Evaluation of multiple risk-associated single nucleotide polymorphisms versus prostate-specific antigen at baseline to predict prostate cancer in unscreened men.
Klein RJ., Hallden C., Gupta A., Savage CJ., Dahlin A., Bjartell A., Manjer J., Scardino PT., Ulmert D., Wallström P., Vickers AJ., Lilja H.
BACKGROUND: Although case-control studies have identified numerous single nucleotide polymorphisms (SNPs) associated with prostate cancer, the clinical role of these SNPs remains unclear. OBJECTIVE: Evaluate previously identified SNPs for association with prostate cancer and accuracy in predicting prostate cancer in a large prospective population-based cohort of unscreened men. DESIGN, SETTING, AND PARTICIPANTS: This study used a nested case-control design based on the Malmö Diet and Cancer cohort with 943 men diagnosed with prostate cancer and 2829 matched controls.
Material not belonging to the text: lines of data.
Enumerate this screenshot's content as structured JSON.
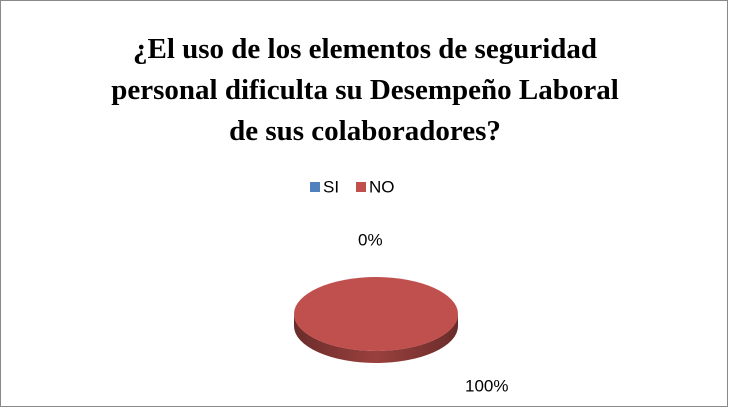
{
  "chart_data": {
    "type": "pie",
    "title": "¿El uso de los elementos de seguridad personal dificulta su Desempeño Laboral de sus colaboradores?",
    "categories": [
      "SI",
      "NO"
    ],
    "values": [
      0,
      100
    ],
    "value_labels": [
      "0%",
      "100%"
    ],
    "colors": [
      "#4f81bd",
      "#c0504d"
    ],
    "legend": "top"
  }
}
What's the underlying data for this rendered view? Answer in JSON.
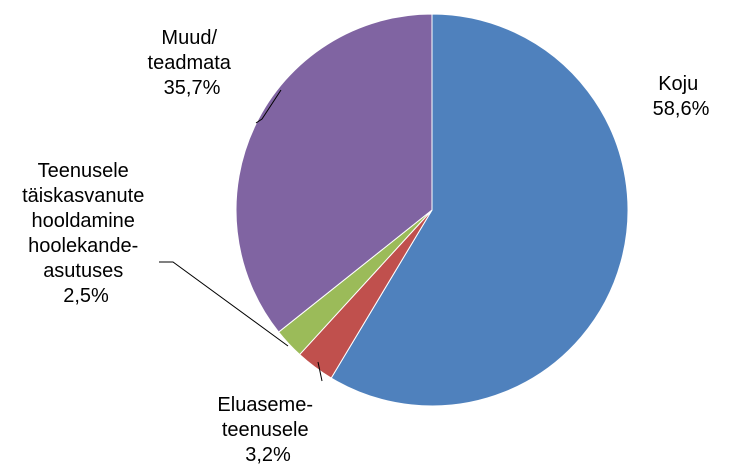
{
  "chart_data": {
    "type": "pie",
    "title": "",
    "start_angle_deg": 0,
    "direction": "clockwise",
    "slices": [
      {
        "lines": [
          "Koju",
          "58,6%"
        ],
        "value": 58.6,
        "color": "#4F81BD"
      },
      {
        "lines": [
          "Eluaseme-",
          "teenusele",
          "3,2%"
        ],
        "value": 3.2,
        "color": "#C0504D"
      },
      {
        "lines": [
          "Teenusele",
          "täiskasvanute",
          "hooldamine",
          "hoolekande-",
          "asutuses",
          "2,5%"
        ],
        "value": 2.5,
        "color": "#9BBB59"
      },
      {
        "lines": [
          "Muud/",
          "teadmata",
          "35,7%"
        ],
        "value": 35.7,
        "color": "#8064A2"
      }
    ]
  }
}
Blood samples were collected between 1991 and 1996, and follow-up lasted through 2005. MEASUREMENTS: We genotyped 50 SNPs, analyzed prostate-specific antigen (PSA) in blood from baseline, and tested for association with prostate cancer using the Cochran-Mantel-Haenszel test. We further developed a predictive model using SNPs nominally significant in univariate analysis and determined its accuracy to predict prostate cancer. RESULTS AND LIMITATIONS: Eighteen SNPs at 10 independent loci were associated with prostate cancer. Four independent SNPs at four independent loci remained significant after multiple test correction (p<0.001). Seven SNPs at five independent loci were associated with advanced prostate cancer defined as clinical stage≥T3 or evidence of metastasis at diagnosis. Four independent SNPs were associated with advanced or aggressive cancer defined as stage≥T3, metastasis, Gleason score≥8, or World Health Organization grade 3 at diagnosis. Prostate cancer risk prediction with SNPs alone was less accurate than with PSA at baseline (area under the curve of 0.57 vs 0.79), with no benefit from combining SNPs with PSA. This study is limited by our reliance on clinical diagnosis of prostate cancer; there are likely undiagnosed cases among our control group. CONCLUSIONS: Only a few previously reported SNPs were associated with prostate cancer risk in the large prospective Diet and Cancer cohort in Malmö, Sweden. SNPs were less useful in predicting prostate cancer risk than PSA at baseline.